Let us tend to the harsh light and the soft darkness.
A wilting, variegated Rudbekia. Yellow petals with a deep crimson color spreading outward from the ovary. I removed large amounts of sun-baked clay with a pick-axe. Inches at a time; it was slow, drawn out work underneath the fire-warmed skies of western Idaho. The helping hands of my children providing company to the display of their father making sharp stabs into the ground; feeling up wheelbarrows of granite and clumps of cooked earth. Holes were filled with rich, dark soil - a mixture of compost, chicken manure, and wood chips. Bits and pieces of the removed clay added back in so as to support the transplant. The ground needed to have something it could recognize, even though the new ground could sustain and nourish life. Similar to the process of a heart transplant. I wonder how this is for the experiences settled in a person that contain painful emotions. Maybe that is what therapy is - honoring what is there - the resilience that can be found in any story - allowing this to mix with new material; a turning over of a life amidst sometimes adverse conditions. The garden filled with perennials that could thrive in drought and extreme temperature conditions - hot and cold. Pineapple Popsicle, Russian Sage, Cone Flower, Hyssop, Prairie Grasses, Lavender, and several types of Succulent plants. And a Rudbekia. My daughter and I picked it because of its variegation - or in other words, the imperfections on the plant - the mixture of color that spread across the silky, vulnerable petals. This one was planted late in the day in the early evening sun. And it immediately began to wilt. Water and organic fertilizer had nothing on it. We stood back, filled with something, assuming it was dying. We visited the gardner the next morning, and she pruned off the stems that in her words, “contained no cellular life.” She said we had planted it at the worst time of day - in the “harshest of light.” What a thought - that light, like darkness, can be harsh.

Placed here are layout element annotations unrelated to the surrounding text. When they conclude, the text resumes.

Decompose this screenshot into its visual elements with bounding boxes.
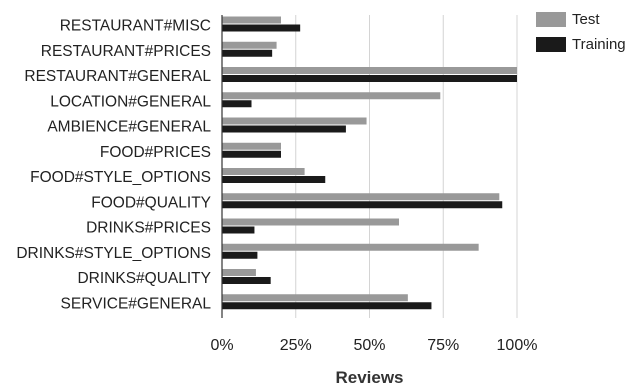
category-label: SERVICE#GENERAL — [61, 295, 212, 312]
category-label: DRINKS#STYLE_OPTIONS — [16, 245, 211, 262]
category-label: RESTAURANT#GENERAL — [24, 68, 211, 85]
legend-label-test: Test — [572, 11, 600, 28]
x-tick-label: 100% — [497, 337, 538, 354]
bar-training-2 — [222, 75, 517, 82]
category-label: DRINKS#QUALITY — [77, 270, 211, 287]
category-label: FOOD#STYLE_OPTIONS — [30, 169, 211, 186]
legend-label-training: Training — [572, 36, 626, 53]
bar-test-10 — [222, 269, 256, 276]
bar-training-1 — [222, 49, 273, 57]
category-label: DRINKS#PRICES — [86, 220, 211, 237]
bar-training-9 — [222, 251, 258, 259]
category-label: FOOD#PRICES — [100, 144, 211, 161]
legend: Test Training — [536, 11, 626, 53]
bar-test-0 — [222, 16, 281, 24]
bar-training-10 — [222, 277, 271, 284]
bar-training-8 — [222, 226, 255, 234]
x-tick-label: 75% — [427, 337, 459, 354]
bars — [222, 16, 517, 310]
category-label: RESTAURANT#PRICES — [41, 43, 211, 60]
category-label: AMBIENCE#GENERAL — [47, 119, 211, 136]
legend-swatch-test — [536, 12, 566, 27]
x-tick-labels: 0% 25% 50% 75% 100% — [210, 337, 537, 354]
bar-training-7 — [222, 201, 503, 209]
category-label: LOCATION#GENERAL — [50, 93, 211, 110]
category-label: FOOD#QUALITY — [91, 194, 211, 211]
bar-test-6 — [222, 168, 305, 175]
bar-test-8 — [222, 218, 399, 226]
x-axis-label: Reviews — [335, 368, 403, 386]
bar-test-11 — [222, 294, 408, 302]
bar-training-4 — [222, 125, 346, 133]
bar-test-5 — [222, 142, 281, 150]
bar-training-3 — [222, 100, 252, 108]
bar-test-1 — [222, 41, 277, 49]
category-labels: RESTAURANT#MISC RESTAURANT#PRICES RESTAURA… — [16, 18, 211, 313]
bar-training-11 — [222, 302, 432, 310]
category-label: RESTAURANT#MISC — [60, 18, 211, 35]
grid-lines — [295, 15, 518, 318]
bar-test-3 — [222, 92, 441, 100]
bar-training-6 — [222, 176, 326, 183]
x-tick-label: 0% — [210, 337, 233, 354]
bar-test-4 — [222, 117, 367, 125]
bar-test-7 — [222, 193, 500, 201]
x-tick-label: 50% — [353, 337, 385, 354]
legend-swatch-training — [536, 37, 566, 52]
bar-test-9 — [222, 243, 479, 251]
bar-training-5 — [222, 150, 281, 158]
bar-test-2 — [222, 67, 517, 74]
x-tick-label: 25% — [280, 337, 312, 354]
bar-training-0 — [222, 24, 301, 32]
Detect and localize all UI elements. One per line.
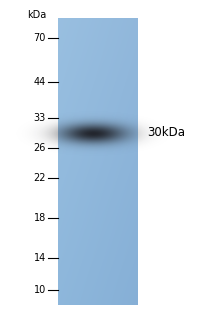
Text: 26: 26 xyxy=(33,143,46,153)
Text: 10: 10 xyxy=(34,285,46,295)
Text: 44: 44 xyxy=(34,77,46,87)
Text: 33: 33 xyxy=(34,113,46,123)
Text: 14: 14 xyxy=(34,253,46,263)
Text: 70: 70 xyxy=(33,33,46,43)
Text: kDa: kDa xyxy=(27,10,46,20)
Text: 30kDa: 30kDa xyxy=(146,126,184,139)
Text: 22: 22 xyxy=(33,173,46,183)
Text: 18: 18 xyxy=(34,213,46,223)
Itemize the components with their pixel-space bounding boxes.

This left nothing but the roots and one tiny baby receptacle seedling. She said, “plants want to live.” We brought our delicate plant home and waited until late in the evening, under a canopy of quiet, star filled sky; carefully placing her in the ground and surrounding her roots with soil and mulch. Letting silence and the soft darkness do the rest.
Relationship.
Tending.
Yearning.
Our lives are all murky, magnificent, malleable and full of meaning.